At first, her pushpin style had been perfect in every alignment of paper, and then, as she had continued down the wall, pinning up new documents, they hung increasingly askew, as if she had become more and more agitated in her rush from one end of the wall to the other. The new configurations of diagrams and photographs, text and sundry bits of paper were laid out like a jigsaw puzzle without any helpful irregularities in the pieces. He had only the gist of the thing: neither of them could quite let go of Nedda Winter. And, truly, it seemed impossible that such a person could be removed from the planet by a freak accident. Mallory’s linear paper storm relentlessly moved on down the wall toward that same conclusion.

At the very end of the wall, a report from the fire marshal knocked everything else out of his head.
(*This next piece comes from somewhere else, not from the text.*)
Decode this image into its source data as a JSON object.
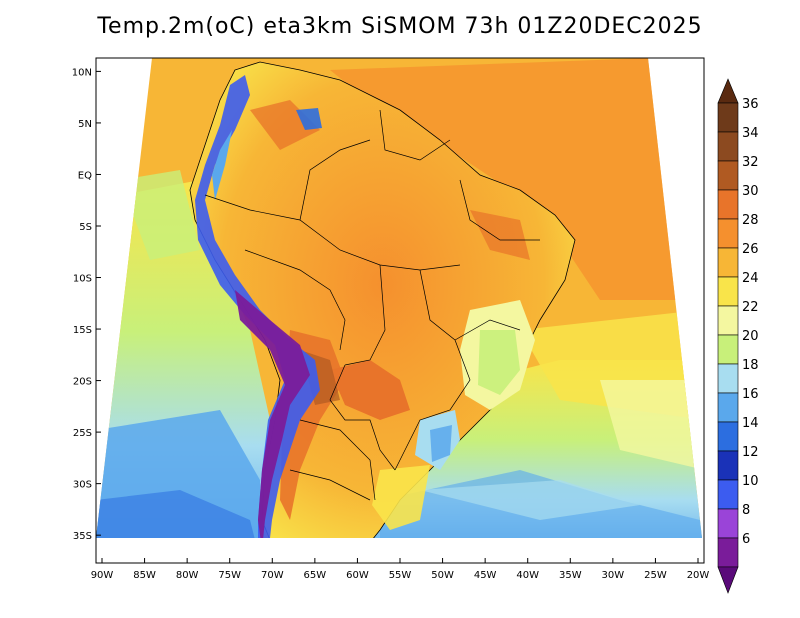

This was not possible. He read it twice. There were no portable radios in Winter House, none that would work without current, and the antique radio in the front room had not been in working condition for many years.

Oh, no. Madness was a recent thing with him, and there was nothing wrong with his memory.

Charles returned to the desk, took up pen and paper once more, then left a note pinned over the technical report. The bold lines of red marking pen stood out from all the rest, and this bit of tampering with her wall could not fail to annoy her the moment she walked in the door. It was a simple message – Mallory loved brevity – only three words writ large, This is wrong.

It was late afternoon when Bitty Smyth approached her own home like a thief, stealing through the park, keeping to the elongating shadows of rock formations and evergreens. The police vehicles were no longer parked in front of Winter House. The reporters were long gone, and there was a sense of emptiness about the place.